September 17, 2007

Energi Positif versus Energi Negatif


Konsep tentang energi positif dan energi negatif pertama kali (setahu saya) diperkenalkan oleh Kubik Leadership. Lembaga pelatihan dan motivasi yang didirikan oleh Pak Jamil ini menawarkan solusi bahwa bila kita ingin mendapatkan hal-hal positif, maka berbuatlah kebaikan pada orang lain. Demikian juga sebaliknya. Bila mendapat musibah dalam hidup ini, bisa jadi karena energi negatif kita demikian banyak dan belum sempat kita ’netralisir’ dengan energi positif.

Masyarakat kita mengenal dengan istilah ’karma’. Bedanya, karma tidak hanya menimpa subyek pelaku, namun juga keluarga dan keturunannya.
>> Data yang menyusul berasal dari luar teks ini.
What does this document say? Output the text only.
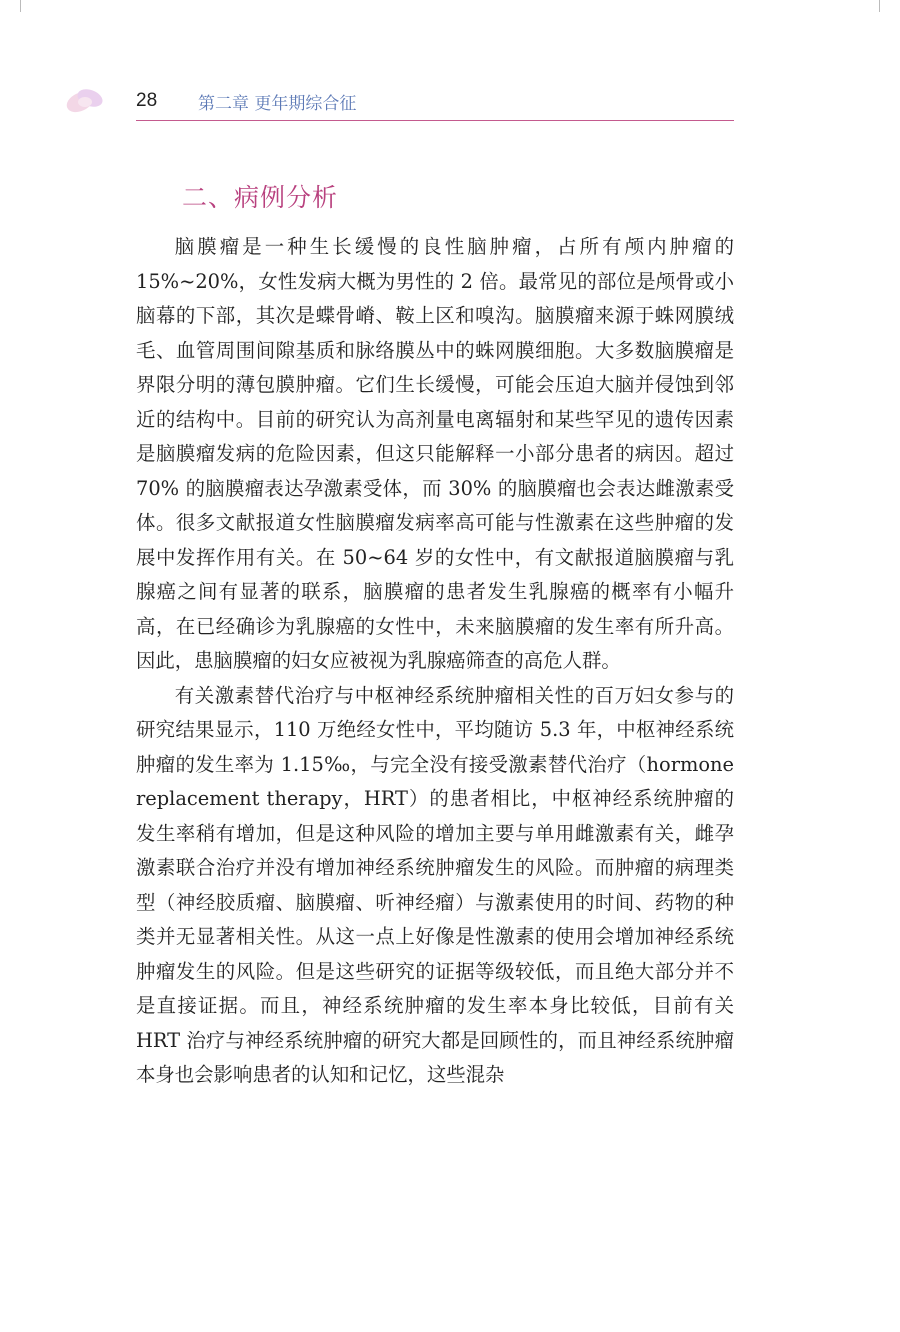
28 第二章 更年期综合征
二、病例分析

脑膜瘤是一种生长缓慢的良性脑肿瘤，占所有颅内肿瘤的 15%~20%，女性发病大概为男性的 2 倍。最常见的部位是颅骨或小脑幕的下部，其次是蝶骨嵴、鞍上区和嗅沟。脑膜瘤来源于蛛网膜绒毛、血管周围间隙基质和脉络膜丛中的蛛网膜细胞。大多数脑膜瘤是界限分明的薄包膜肿瘤。它们生长缓慢，可能会压迫大脑并侵蚀到邻近的结构中。目前的研究认为高剂量电离辐射和某些罕见的遗传因素是脑膜瘤发病的危险因素，但这只能解释一小部分患者的病因。超过 70% 的脑膜瘤表达孕激素受体，而 30% 的脑膜瘤也会表达雌激素受体。很多文献报道女性脑膜瘤发病率高可能与性激素在这些肿瘤的发展中发挥作用有关。在 50~64 岁的女性中，有文献报道脑膜瘤与乳腺癌之间有显著的联系，脑膜瘤的患者发生乳腺癌的概率有小幅升高，在已经确诊为乳腺癌的女性中，未来脑膜瘤的发生率有所升高。因此，患脑膜瘤的妇女应被视为乳腺癌筛查的高危人群。

有关激素替代治疗与中枢神经系统肿瘤相关性的百万妇女参与的研究结果显示，110 万绝经女性中，平均随访 5.3 年，中枢神经系统肿瘤的发生率为 1.15‰，与完全没有接受激素替代治疗（hormone replacement therapy，HRT）的患者相比，中枢神经系统肿瘤的发生率稍有增加，但是这种风险的增加主要与单用雌激素有关，雌孕激素联合治疗并没有增加神经系统肿瘤发生的风险。而肿瘤的病理类型（神经胶质瘤、脑膜瘤、听神经瘤）与激素使用的时间、药物的种类并无显著相关性。从这一点上好像是性激素的使用会增加神经系统肿瘤发生的风险。但是这些研究的证据等级较低，而且绝大部分并不是直接证据。而且，神经系统肿瘤的发生率本身比较低，目前有关 HRT 治疗与神经系统肿瘤的研究大都是回顾性的，而且神经系统肿瘤本身也会影响患者的认知和记忆，这些混杂
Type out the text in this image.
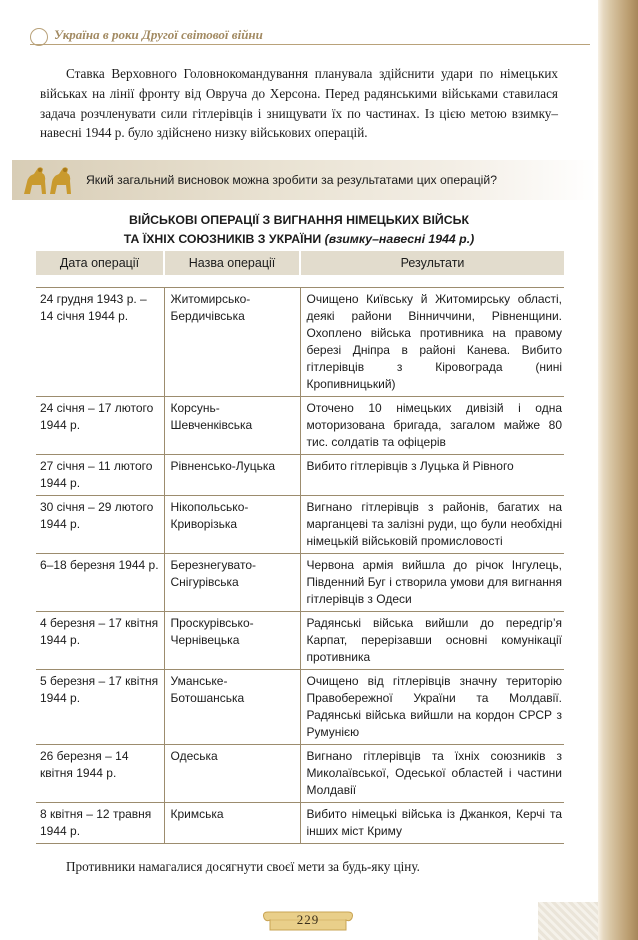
Україна в роки Другої світової війни

Ставка Верховного Головнокомандування планувала здійснити удари по німецьких військах на лінії фронту від Овруча до Херсона. Перед радянськими військами ставилася задача розчленувати сили гітлерівців і знищувати їх по частинах. Із цією метою взимку–навесні 1944 р. було здійснено низку військових операцій.

Який загальний висновок можна зробити за результатами цих операцій?
ВІЙСЬКОВІ ОПЕРАЦІЇ З ВИГНАННЯ НІМЕЦЬКИХ ВІЙСЬК
ТА ЇХНІХ СОЮЗНИКІВ З УКРАЇНИ (взимку–навесні 1944 р.)
Дата операції	Назва операції	Результати

24 грудня 1943 р. – 14 січня 1944 р.	Житомирсько-Бердичівська	Очищено Київську й Житомирську області, деякі райони Вінниччини, Рівненщини. Охоплено війська противника на правому березі Дніпра в районі Канева. Вибито гітлерівців з Кіровограда (нині Кропивницький)
24 січня – 17 лютого 1944 р.	Корсунь-Шевченківська	Оточено 10 німецьких дивізій і одна моторизована бригада, загалом майже 80 тис. солдатів та офіцерів
27 січня – 11 лютого 1944 р.	Рівненсько-Луцька	Вибито гітлерівців з Луцька й Рівного
30 січня – 29 лютого 1944 р.	Нікопольсько-Криворізька	Вигнано гітлерівців з районів, багатих на марганцеві та залізні руди, що були необхідні німецькій військовій промисловості
6–18 березня 1944 р.	Березнегувато-Снігурівська	Червона армія вийшла до річок Інгулець, Південний Буг і створила умови для вигнання гітлерівців з Одеси
4 березня – 17 квітня 1944 р.	Проскурівсько-Чернівецька	Радянські війська вийшли до передгір’я Карпат, перерізавши основні комунікації противника
5 березня – 17 квітня 1944 р.	Уманське-Ботошанська	Очищено від гітлерівців значну територію Правобережної України та Молдавії. Радянські війська вийшли на кордон СРСР з Румунією
26 березня – 14 квітня 1944 р.	Одеська	Вигнано гітлерівців та їхніх союзників з Миколаївської, Одеської областей і частини Молдавії
8 квітня – 12 травня 1944 р.	Кримська	Вибито німецькі війська із Джанкоя, Керчі та інших міст Криму

Противники намагалися досягнути своєї мети за будь-яку ціну.

229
Saya pribadi tidak terlalu percaya terhadap hukum karma, namun saya lebih percaya pada hukum energi itu tadi. Sebab ketika seseorang dan keluarganya ditimpa musibah, hal itu bukan karena anak istrinya ’ketiban sial’, namun bisa jadi karena anak istrinya memiliki dosa lain dan balasannya pun menjadi satu paket dengan pelaku dosa itu sendiri.
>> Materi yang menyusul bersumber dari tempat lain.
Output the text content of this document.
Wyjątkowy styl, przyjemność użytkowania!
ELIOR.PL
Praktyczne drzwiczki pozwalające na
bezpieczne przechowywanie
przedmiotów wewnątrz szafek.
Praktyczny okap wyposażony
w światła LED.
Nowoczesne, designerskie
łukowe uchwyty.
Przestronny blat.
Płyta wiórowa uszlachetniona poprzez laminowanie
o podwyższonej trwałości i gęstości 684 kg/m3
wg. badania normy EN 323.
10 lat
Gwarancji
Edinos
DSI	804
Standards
Seorang karyawati kerap memanfaatkan teman-teman pria yang ingin mendekatinya. Caranya bermacam-macam, mulai dari minta dijemput ke rumah, minta ditraktir makan, minta dibeliin pulsa, dan bahkan minta duit! Karyawati ini tidak memiliki komitmen apapun terhadap para pria yang sudah ’dibutakan’ oleh cinta buta ini. Dia hanya memanfaatkan kesempatan dengan memberi harapan-harapan palsu, seolah dia juga menyukai mereka. Dan hukum kekekalan energi berlaku. Di tempat kosnya, karyawati ini sering sekali kehilangan barang. Belum lagi uang yang ditemukan di sakunya sering ditilep pembantu ibu kos. Apakah nilainya sama dengan uang-uang yang sudah dia ’rampas’ secara halus dari teman-teman prianya? Wallahu’alam.

Ada pula kisah tentang seorang perantauan yang bekerja di Jakarta. Ketika ada teman-temannya yang butuh uang, dia suka meminjamkan tanpa pernah menagih. Bahkan entah berapa kali teman-temannya suka tidak menepati janji untuk melunasi, namun ia tetap memberi kemudahan pada mereka. Tidak ia ceritakan ke orang lain kalau si A ini punya hutang sekian ribu pada dirinya, atau si B ketika minjem duit suka maksa-maksa. Baginya yang penting uangnya bisa bermanfaat bagi teman-temannya. Suatu hari, keadaan berbalik seratus delapan puluh derajat. Kali ini justru dia yang harus meminjam uang pada teman-temannya. Dan betapa mudahnya dia meminjam, dan betapa teman-temannya begitu korporatif dan tidak pernah menagih-nagih uang yang ia pinjam. Kalau pun menagih, tetap dalam prinsip memudahkan dan tidak ada paksaan, sebagaimana dulu ia perlakukan pada orang-orang yang berhutang padanya.
Inilah keseimbangan alam. Apa yang kita tanam, itu yang kita tuai. Investasi pada kebaikan akan menghasilkan kebaikan. Demikian sebaliknya. Seperti firman Allah SWT...barangsiapa yang kikir, sesungguhnya dia kikir terhadap dirinya sendiri. Seolah ayat ini ingin mengajarkan kita bahwa, kalau kita pelit sama orang, orang lain pun akan pelit pada kita. Kalau kita pernah mencaci maki orang lain, tungguhlah saatnya sampai ada orang yang akan mencaci maki kita. Perbuatan buruk kita hakikatnya adalah kesempatan yang kita berikan pada orang lain untuk memperlakukan hal yang sama pada diri kita. Wallahu’alam.